What the Ryan and Murray budgets both fail to do is reach out to the political middle, where any possible bargain would have to be forged. President Barack Obama has been reaching out to lawmakers in hopes of sparking a budget compromise that has proved so elusive.
But Murray's plan would actually increase government spending -- on top of a baseline that already assumes automatic budget increases averaging more than 5 percent a year
-- after accounting for the $1.2 trillion cost of repealing the automatic cuts, known as sequestration. That means the net cuts to the deficit would amount to just a few hundred billion dollars in a federal budget estimated at $46 trillion or so over the coming decade.

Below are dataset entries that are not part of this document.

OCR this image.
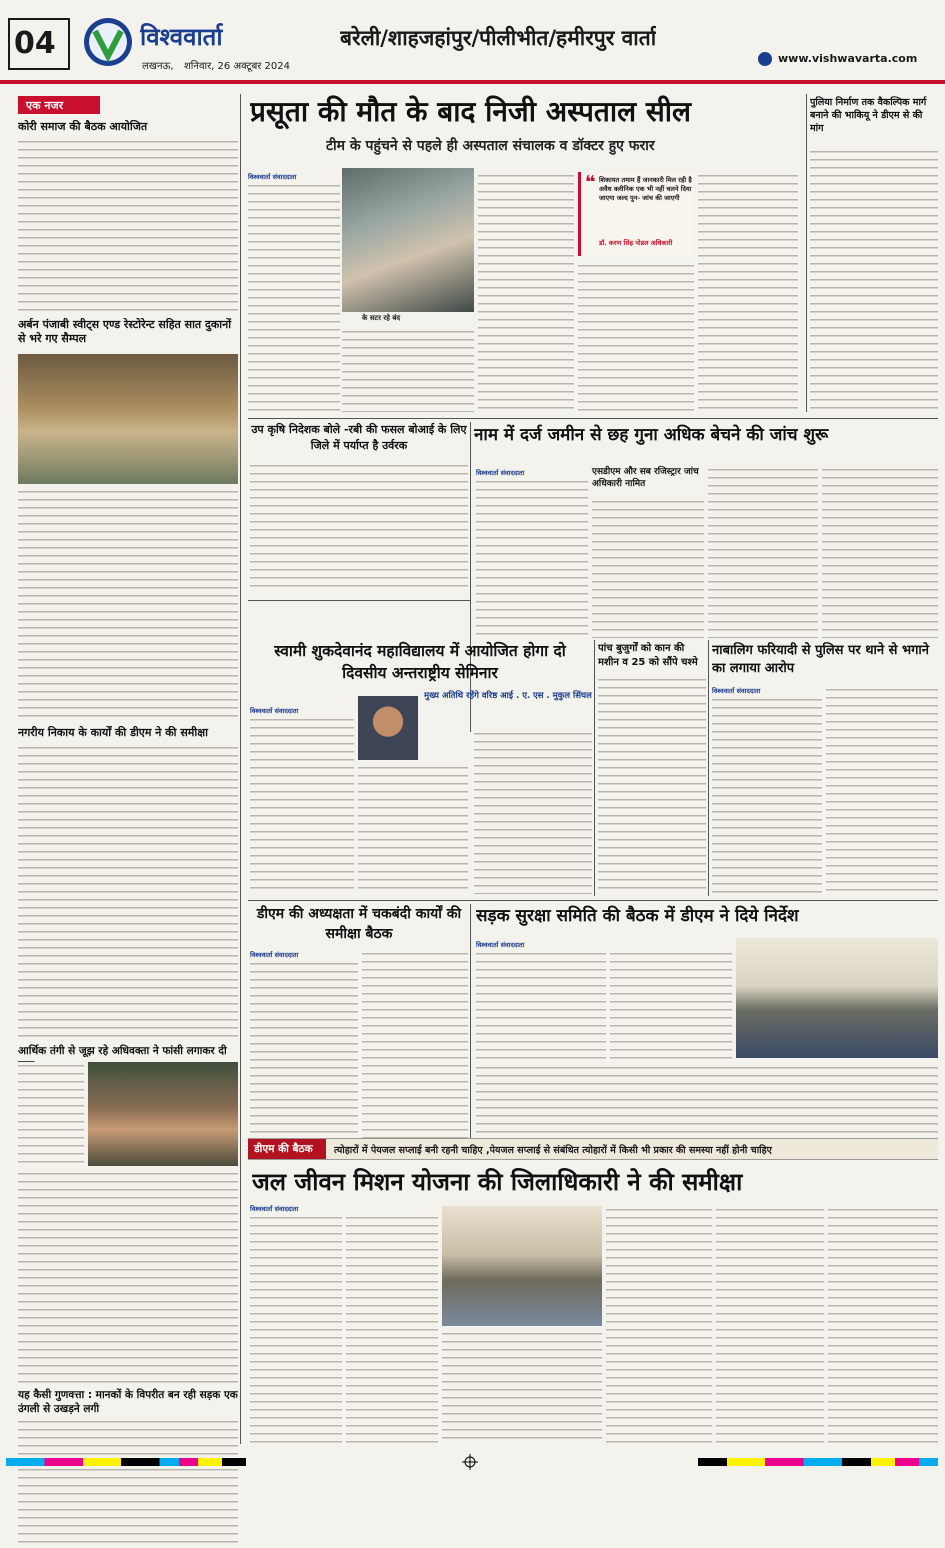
04	विश्ववार्ता
लखनऊ, शनिवार, 26 अक्टूबर 2024
बरेली/शाहजहांपुर/पीलीभीत/हमीरपुर वार्ता
www.vishwavarta.com
एक नजर
कोरी समाज की बैठक आयोजित
अर्बन पंजाबी स्वीट्स एण्ड रेस्टोरेन्ट सहित सात दुकानों से भरे गए सैम्पल
नगरीय निकाय के कार्यों की डीएम ने की समीक्षा
आर्थिक तंगी से जूझ रहे अधिवक्ता ने फांसी लगाकर दी
यह कैसी गुणवत्ता : मानकों के विपरीत बन रही सड़क एक उंगली से उखड़ने लगी
प्रसूता की मौत के बाद निजी अस्पताल सील
टीम के पहुंचने से पहले ही अस्पताल संचालक व डॉक्टर हुए फरार
विश्ववार्ता संवाददाता
के सटर रहे बंद
❝ शिकायत तमाम हैं जानकारी मिल रही है अवैध क्लीनिक एक भी नहीं चलने दिया जाएगा जल्द पुन- जांच की जाएगी
डॉ. करण सिंह नोडल अधिकारी
पुलिया निर्माण तक वैकल्पिक मार्ग बनाने की भाकियू ने डीएम से की मांग
उप कृषि निदेशक बोले -रबी की फसल बोआई के लिए जिले में पर्याप्त है उर्वरक
नाम में दर्ज जमीन से छह गुना अधिक बेचने की जांच शुरू
विश्ववार्ता संवाददाता	एसडीएम और सब रजिस्ट्रार जांच अधिकारी नामित
स्वामी शुकदेवानंद महाविद्यालय में आयोजित होगा दो दिवसीय अन्तराष्ट्रीय सेमिनार
विश्ववार्ता संवाददाता
मुख्य अतिथि रहेंगे वरिष्ठ आई . ए. एस . मुकुल सिंघल
पांच बुजुर्गों को कान की मशीन व 25 को सौंपे चश्मे
नाबालिग फरियादी से पुलिस पर थाने से भगाने का लगाया आरोप
विश्ववार्ता संवाददाता
डीएम की अध्यक्षता में चकबंदी कार्यों की समीक्षा बैठक
विश्ववार्ता संवाददाता
सड़क सुरक्षा समिति की बैठक में डीएम ने दिये निर्देश
विश्ववार्ता संवाददाता
डीएम की बैठक त्योहारों में पेयजल सप्लाई बनी रहनी चाहिए ,पेयजल सप्लाई से संबंधित त्योहारों में किसी भी प्रकार की समस्या नहीं होनी चाहिए
जल जीवन मिशन योजना की जिलाधिकारी ने की समीक्षा
विश्ववार्ता संवाददाता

Murray's position is that the automatic cuts were designed to prod Washington into action on the debt and were never intended to take effect. By that math, her budget promises $1.85 trillion in lower deficits after 10 years. She points out that Republicans on a 2011 deficit "supercommittee" used the same math when describing their proposals.
"Sequestration was not deficit reduction," Murray said. "It was there to trigger deficit reduction that would come from replacing it."
Murray's plan promises a $693 billion deficit in 2014, dropping to the $400 billion range for the middle years of the decade. While large, such deficits would hover just above 2 percent of gross domestic product, a level that many analysts see as economically sustainable.